During the trial from which the contempt case emerged, the judge had specifically directed Fraill and the other jurors “not to go on the net during this trial to explore any issues which may arise“. Jurors are also prohibited (for life) from revealing their deliberations to anyone.
And so it followed that flouting those fundamental prohibitions, which undermine the sanctity of our jury system, would inevitably result in serious consequences. The overall message was clear: the problem does not lie with the internet (including the availability of almost any information on it and its considerable power to locate another person) but rather with errant jurors and defendants.
But that conclusion is hard to square with the court’s views three months earlier in the online contempt case concerning the Sun and the Daily Mail. Both newspapers published pictures online of a defendant on trial for murder posing with a gun, the images remaining on the newspapers’ websites for some hours. The trial was not aborted, but nevertheless the court found that publication had caused a substantial risk of prejudice. Even though the papers had not intended to cause any prejudice, they were found to have committed a type of contempt of court.

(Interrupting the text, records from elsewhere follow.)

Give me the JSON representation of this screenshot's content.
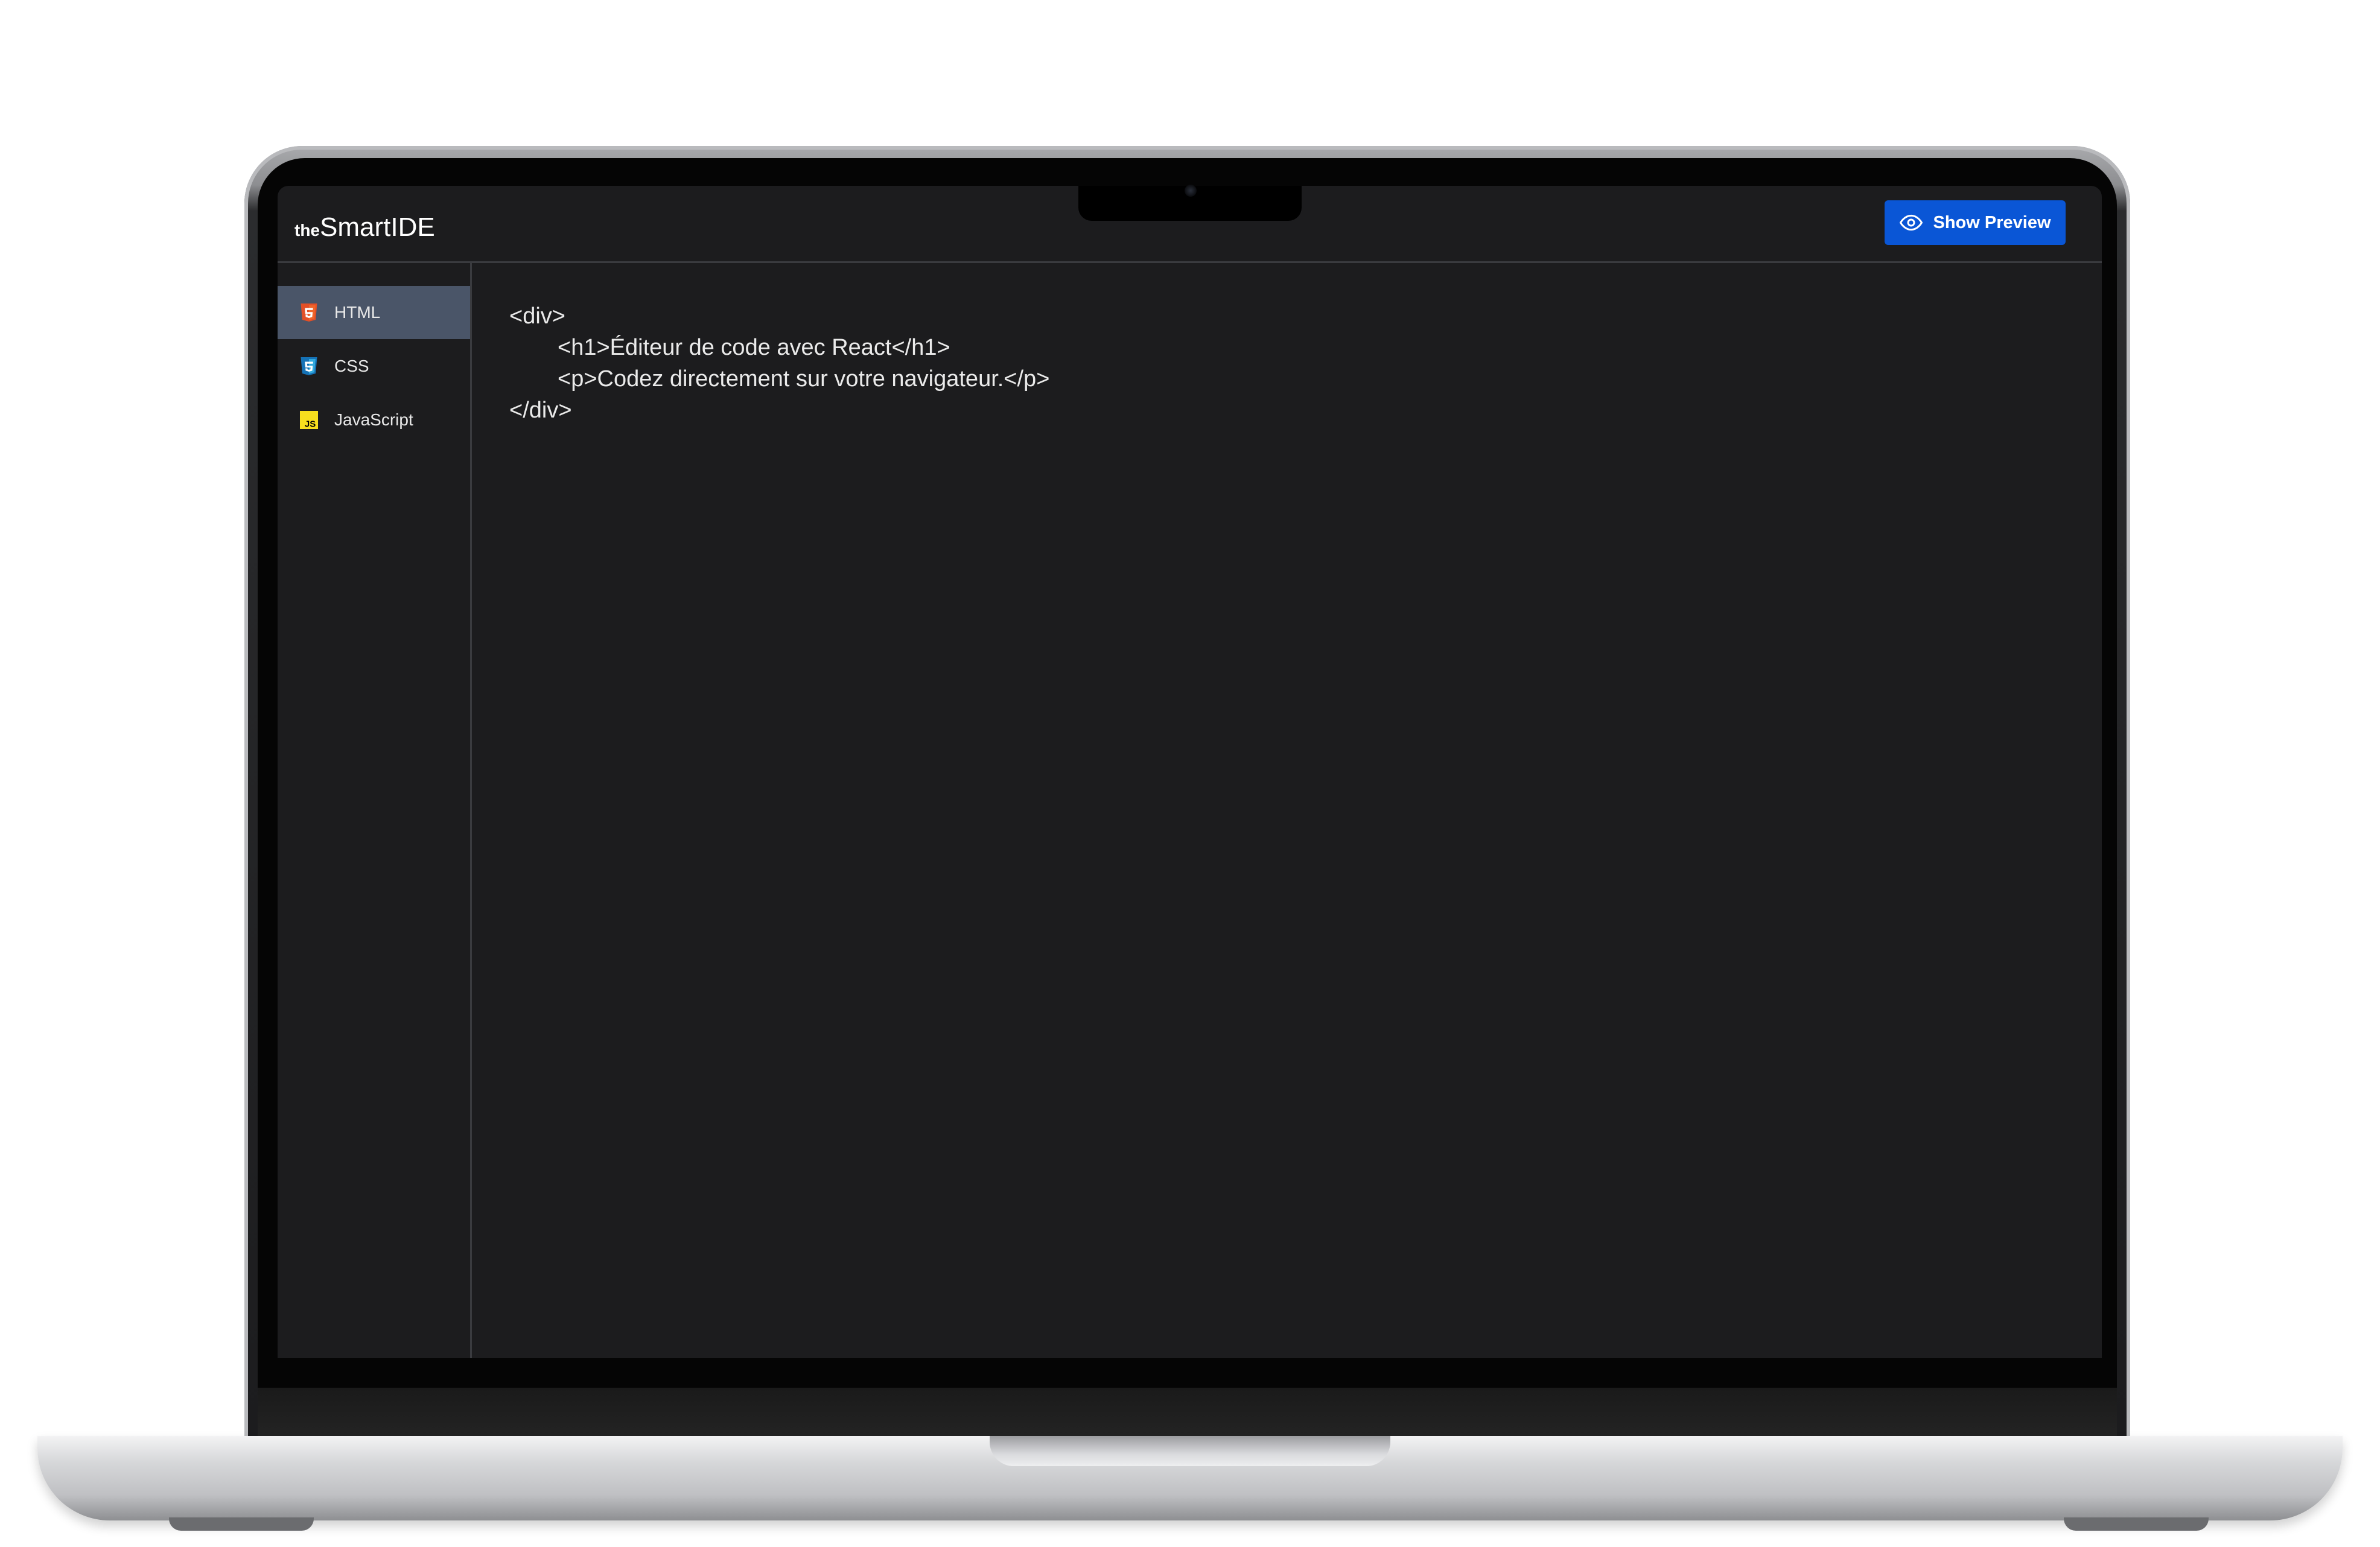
{
  "app": {
    "logo_prefix": "the",
    "logo_name": "SmartIDE"
  },
  "toolbar": {
    "preview_label": "Show Preview",
    "preview_icon": "eye-icon",
    "accent_color": "#0a56d6"
  },
  "sidebar": {
    "items": [
      {
        "label": "HTML",
        "icon": "html5-icon",
        "active": true
      },
      {
        "label": "CSS",
        "icon": "css3-icon",
        "active": false
      },
      {
        "label": "JavaScript",
        "icon": "js-icon",
        "active": false
      }
    ]
  },
  "editor": {
    "language": "HTML",
    "lines": [
      "<div>",
      "<h1>Éditeur de code avec React</h1>",
      "<p>Codez directement sur votre navigateur.</p>",
      "</div>"
    ]
  }
}
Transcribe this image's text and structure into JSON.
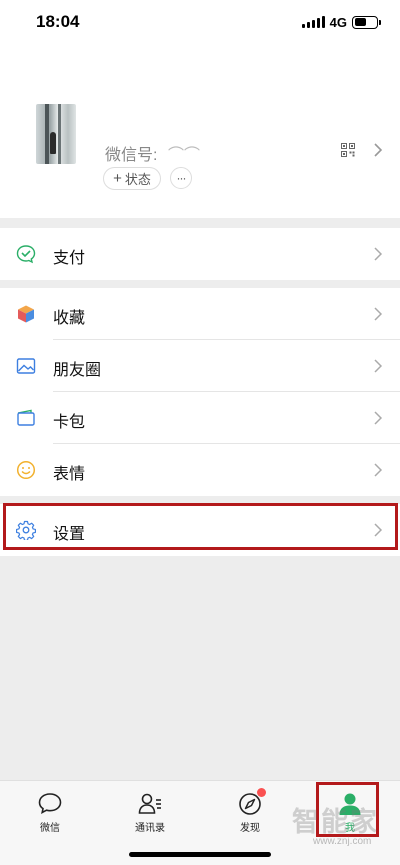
{
  "status_bar": {
    "time": "18:04",
    "network": "4G"
  },
  "profile": {
    "wechat_id_label": "微信号:",
    "wechat_id_value": "⌒⌒",
    "status_button_label": "状态",
    "status_button_plus": "+",
    "more_button_label": "···"
  },
  "menu": {
    "pay": "支付",
    "favorites": "收藏",
    "moments": "朋友圈",
    "cards": "卡包",
    "stickers": "表情",
    "settings": "设置"
  },
  "tabs": [
    {
      "label": "微信",
      "icon": "chat-bubble-icon"
    },
    {
      "label": "通讯录",
      "icon": "contacts-icon"
    },
    {
      "label": "发现",
      "icon": "compass-icon",
      "badge": true
    },
    {
      "label": "我",
      "icon": "me-icon",
      "active": true
    }
  ],
  "watermark": {
    "text": "智能家",
    "url": "www.znj.com"
  },
  "colors": {
    "accent": "#2aae67",
    "highlight": "#b3191b",
    "badge": "#fa5151"
  }
}
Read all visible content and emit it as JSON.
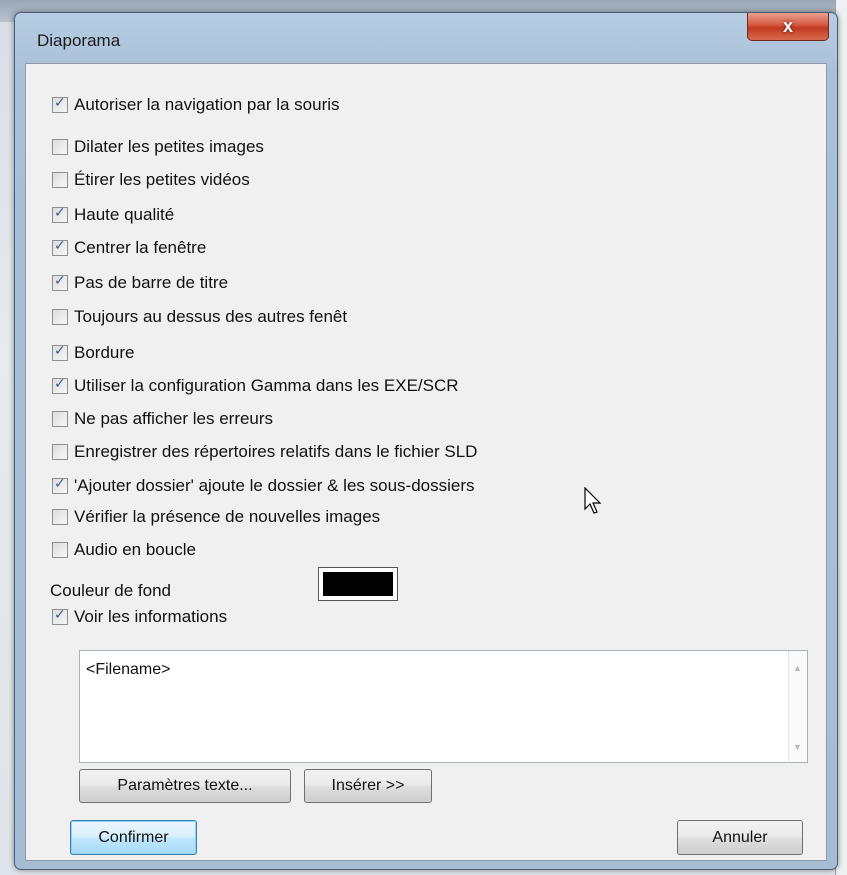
{
  "window": {
    "title": "Diaporama",
    "close_symbol": "x"
  },
  "options": [
    {
      "label": "Autoriser la navigation par la souris",
      "checked": true
    },
    {
      "label": "Dilater les petites images",
      "checked": false
    },
    {
      "label": "Étirer les petites vidéos",
      "checked": false
    },
    {
      "label": "Haute qualité",
      "checked": true
    },
    {
      "label": "Centrer la fenêtre",
      "checked": true
    },
    {
      "label": "Pas de barre de titre",
      "checked": true
    },
    {
      "label": "Toujours au dessus des autres fenêt",
      "checked": false
    },
    {
      "label": "Bordure",
      "checked": true
    },
    {
      "label": "Utiliser la configuration Gamma dans les EXE/SCR",
      "checked": true
    },
    {
      "label": "Ne pas afficher les erreurs",
      "checked": false
    },
    {
      "label": "Enregistrer des répertoires relatifs dans le fichier SLD",
      "checked": false
    },
    {
      "label": "'Ajouter dossier' ajoute le dossier & les sous-dossiers",
      "checked": true
    },
    {
      "label": "Vérifier la présence de nouvelles images",
      "checked": false
    },
    {
      "label": "Audio en boucle",
      "checked": false
    }
  ],
  "background_color": {
    "label": "Couleur de fond",
    "value": "#000000"
  },
  "show_info": {
    "label": "Voir les informations",
    "checked": true
  },
  "info_text": {
    "value": "<Filename>"
  },
  "buttons": {
    "text_settings": "Paramètres texte...",
    "insert": "Insérer >>",
    "confirm": "Confirmer",
    "cancel": "Annuler"
  },
  "icons": {
    "check": "check-icon",
    "close": "close-icon",
    "cursor": "mouse-pointer-icon"
  }
}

The rationale for such strict contempt laws is that they compensate for the fact that in Britain, unlike the United States, we have very limited jury vetting and so prejudicial material must be especially carefully controlled before and during the trial. But in reaching its decision, the court emphasised the “viral nature” of material on the internet and the near-impossibility of controlling its dissemination. It also decided that jurors might have accessed the offending image without breaching the trial judge’s directions: he had merely said “do not consult [the] internet about this case” not “do not go online at all” and the image was accessible on the newspapers’ websites. The clear message was that jurors can be trusted to obey judges’ directions – which seems hard to square with the Facebook case.
It seems that no-one can agree on the issue. Lord Macdonald QC, the former director of public prosecutions, considers that policing the accuracy of information on the internet is “an unmanageable task“. He believes that it should not invalidate a trial if jurors are found to have conducted online research while a case is in progress. Indeed, a report for the Ministry of Justice last February found that 12% of jurors in high-profile cases admitted doing precisely that, and a further 26% said they had come across media reports online during the trial.
Nevertheless the attorney general, Dominic Grieve, takes the view that “of course a jury can be trusted not to research a case on the internet as directed.”
No doubt jurors, defendants and newspapers will be more wary of breaching the rules in the light of these contempt cases. But the scale of the problem ought to be recognised and the strong messages from the court need to be entirely consistent.